A resposta é afirmativa. Tanto mais agora que o novo texto constitucional simplificou a tarefa jurisdi-cional ao estabelecer uma série de parâmetros objetivamente aferíveis. No regime da Carta de 1969, a cláusula "necessidades normais", sem qualquer outro detalhamento, padecia de um conteúdo fluido, algo impreciso, ainda que não indeterminável. Presentemente, todavia, o próprio inciso IV enuncia os fatores a serem tomados em conta na fixação do salário mínimo: moradia, alimentação, educação, saúde, lazer, vestuário, higiene, transporte e previdência social. E muito embora seja impossível erradicar-se totalmente um certo grau de subjetividade, é plenamente possível a um juiz, por dados oficiais ou mediante prova técnica, estimar, v.g., o valor de aluguel de uma habitação modesta em bairro operário, o custo de alimentação valorado por uma cesta básica, as despesas de transporte tendo em vista o preço da passagem etc. Mesmo quando os valores pudessem oscilar significativamente, de acordo com o que cada um viesse a considerar como padrão mínimo de dignidade, o fato é que há um núcleo central em relação ao qual haverá consenso em qualquer circunstância" (Barroso, 2000, p. 151).

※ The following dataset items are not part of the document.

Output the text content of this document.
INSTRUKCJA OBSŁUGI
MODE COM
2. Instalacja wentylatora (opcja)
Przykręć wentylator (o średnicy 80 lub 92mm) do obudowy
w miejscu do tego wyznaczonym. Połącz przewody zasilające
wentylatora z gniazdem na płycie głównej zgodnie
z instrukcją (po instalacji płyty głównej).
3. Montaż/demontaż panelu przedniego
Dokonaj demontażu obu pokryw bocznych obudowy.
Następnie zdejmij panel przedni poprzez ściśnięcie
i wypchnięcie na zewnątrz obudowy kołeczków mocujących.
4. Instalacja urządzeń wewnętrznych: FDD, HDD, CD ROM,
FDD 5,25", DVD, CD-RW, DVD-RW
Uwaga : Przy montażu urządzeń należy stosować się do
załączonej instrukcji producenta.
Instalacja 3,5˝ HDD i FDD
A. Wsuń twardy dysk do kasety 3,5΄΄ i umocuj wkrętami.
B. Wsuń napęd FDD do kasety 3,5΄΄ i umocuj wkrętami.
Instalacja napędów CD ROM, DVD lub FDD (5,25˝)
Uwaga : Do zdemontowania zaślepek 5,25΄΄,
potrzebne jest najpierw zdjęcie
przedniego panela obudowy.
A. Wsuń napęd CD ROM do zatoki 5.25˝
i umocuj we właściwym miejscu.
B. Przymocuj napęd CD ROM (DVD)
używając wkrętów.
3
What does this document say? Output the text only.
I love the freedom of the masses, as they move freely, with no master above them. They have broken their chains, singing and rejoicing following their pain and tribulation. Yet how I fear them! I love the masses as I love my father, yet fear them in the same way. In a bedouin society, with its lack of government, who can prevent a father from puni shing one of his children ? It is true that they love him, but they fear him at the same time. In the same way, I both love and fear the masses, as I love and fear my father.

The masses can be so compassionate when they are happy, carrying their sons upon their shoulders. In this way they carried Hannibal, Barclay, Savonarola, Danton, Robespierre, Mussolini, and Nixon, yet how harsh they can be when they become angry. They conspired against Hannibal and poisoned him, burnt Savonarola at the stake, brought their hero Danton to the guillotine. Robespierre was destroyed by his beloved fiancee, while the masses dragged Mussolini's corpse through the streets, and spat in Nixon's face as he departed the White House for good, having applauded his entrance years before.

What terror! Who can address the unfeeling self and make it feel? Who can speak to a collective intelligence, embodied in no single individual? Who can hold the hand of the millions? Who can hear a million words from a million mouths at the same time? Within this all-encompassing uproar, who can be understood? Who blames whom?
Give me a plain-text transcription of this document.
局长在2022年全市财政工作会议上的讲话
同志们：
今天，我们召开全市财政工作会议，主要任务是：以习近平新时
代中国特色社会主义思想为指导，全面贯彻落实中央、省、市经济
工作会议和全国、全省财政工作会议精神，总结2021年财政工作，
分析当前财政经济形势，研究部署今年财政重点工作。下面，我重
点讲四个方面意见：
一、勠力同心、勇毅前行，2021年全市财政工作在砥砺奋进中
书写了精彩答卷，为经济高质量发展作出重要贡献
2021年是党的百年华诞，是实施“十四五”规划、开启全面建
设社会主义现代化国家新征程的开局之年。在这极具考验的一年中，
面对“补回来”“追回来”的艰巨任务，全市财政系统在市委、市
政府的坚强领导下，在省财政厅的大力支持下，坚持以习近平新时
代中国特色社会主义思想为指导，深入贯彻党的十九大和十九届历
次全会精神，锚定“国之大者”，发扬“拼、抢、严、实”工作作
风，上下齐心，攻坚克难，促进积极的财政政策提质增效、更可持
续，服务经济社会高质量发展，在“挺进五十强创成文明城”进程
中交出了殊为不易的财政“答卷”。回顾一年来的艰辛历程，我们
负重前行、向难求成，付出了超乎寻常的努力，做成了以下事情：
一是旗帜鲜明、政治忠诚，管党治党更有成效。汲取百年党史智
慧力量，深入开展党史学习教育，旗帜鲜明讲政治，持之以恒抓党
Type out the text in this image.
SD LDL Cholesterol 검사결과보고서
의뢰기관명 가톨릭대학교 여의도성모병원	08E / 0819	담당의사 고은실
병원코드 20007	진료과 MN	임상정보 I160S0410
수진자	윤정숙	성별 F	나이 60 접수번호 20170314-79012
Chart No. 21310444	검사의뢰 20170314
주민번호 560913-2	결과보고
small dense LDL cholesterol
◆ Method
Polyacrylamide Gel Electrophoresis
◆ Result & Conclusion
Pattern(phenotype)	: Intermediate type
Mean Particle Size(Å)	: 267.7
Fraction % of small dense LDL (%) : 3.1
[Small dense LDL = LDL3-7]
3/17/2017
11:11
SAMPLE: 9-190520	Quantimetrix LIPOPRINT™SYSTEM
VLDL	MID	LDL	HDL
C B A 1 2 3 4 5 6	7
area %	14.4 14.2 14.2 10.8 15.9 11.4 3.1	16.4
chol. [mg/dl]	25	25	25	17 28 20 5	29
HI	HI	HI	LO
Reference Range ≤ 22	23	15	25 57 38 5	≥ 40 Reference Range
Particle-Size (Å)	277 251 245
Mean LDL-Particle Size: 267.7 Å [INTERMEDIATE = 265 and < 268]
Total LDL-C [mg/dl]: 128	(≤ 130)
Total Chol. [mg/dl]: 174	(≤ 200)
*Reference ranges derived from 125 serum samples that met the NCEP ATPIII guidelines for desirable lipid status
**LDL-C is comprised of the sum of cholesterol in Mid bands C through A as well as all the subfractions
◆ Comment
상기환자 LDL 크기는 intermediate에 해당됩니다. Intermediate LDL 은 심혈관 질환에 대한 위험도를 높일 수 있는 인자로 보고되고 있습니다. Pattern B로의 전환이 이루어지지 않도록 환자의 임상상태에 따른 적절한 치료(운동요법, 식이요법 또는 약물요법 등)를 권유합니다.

Nesse mesmo sentido, lembre-se o magistério de Paulo Bonavides, para quem "os direitos fundamentais da segunda geração tendem a tornar-se tão justiciáveis quanto os da primeira" (2000, p. 518), e de Flávia Piovesan, que defende que "a ideia de não acionabilidade dos direitos sociais é meramente ideológica e não científica" (2002, p. 240).

Dentro desta ideia de plena e pronta exigibilidade dos direitos fundamentais sociais em juízo, independentemente da atuação do legislador - ou até mesmo contra essa atuação - caberia ao Poder Judiciário um papel de relevância. Dotando-se de uma postura "ativista", os juízes garantiriam a efetivação daqueles direitos, em prol da concretização da promessa constitucional, suprindo a omissão do legislador ou a inércia da sociedade civil. Como exemplo desse pensamento, cite-se trecho de obra de Andreas J. Krell:

"Concordamos com Clève, que defende um novo tipo de Poder Judiciário e de compreensão da norma constitucional, com juízes 'ativistas', vinculados às diretivas e às diretrizes materiais da constituição, voltados para a plena realização dos seus comandos e não apenas apegados aos esquemas da racionalidade formal e, por isso, muitas vezes simples guardiões do status quo. Torna-se necessária, portanto, uma 'mudança de paradigmas' na percepção da sua própria posição e função no moderno Estado Social de Direito" (2002, p. 98).

Andreas J. Krell deixa claro que o juiz deve agir como uma "alavanca dinamizadora", forçando até mesmo a realização de direitos sociais cuja satisfação é considerada impossível:

"Esse tipo de ativismo judicial seria capaz, diante de cada situação e sem seguir receitas uniformes, de superar muitos dos óbices e representar uma 'alavanca dinamizadora' para a realização dos direitos sociais postergados ou até 'impossíveis', como tantas vezes denominamos aqueles que não são desfrutáveis por muitas pessoas sumidas na marginalidade, e os quais 'podam a Democracia de um dos seus essenciais conteúdos'" (2002, p. 98).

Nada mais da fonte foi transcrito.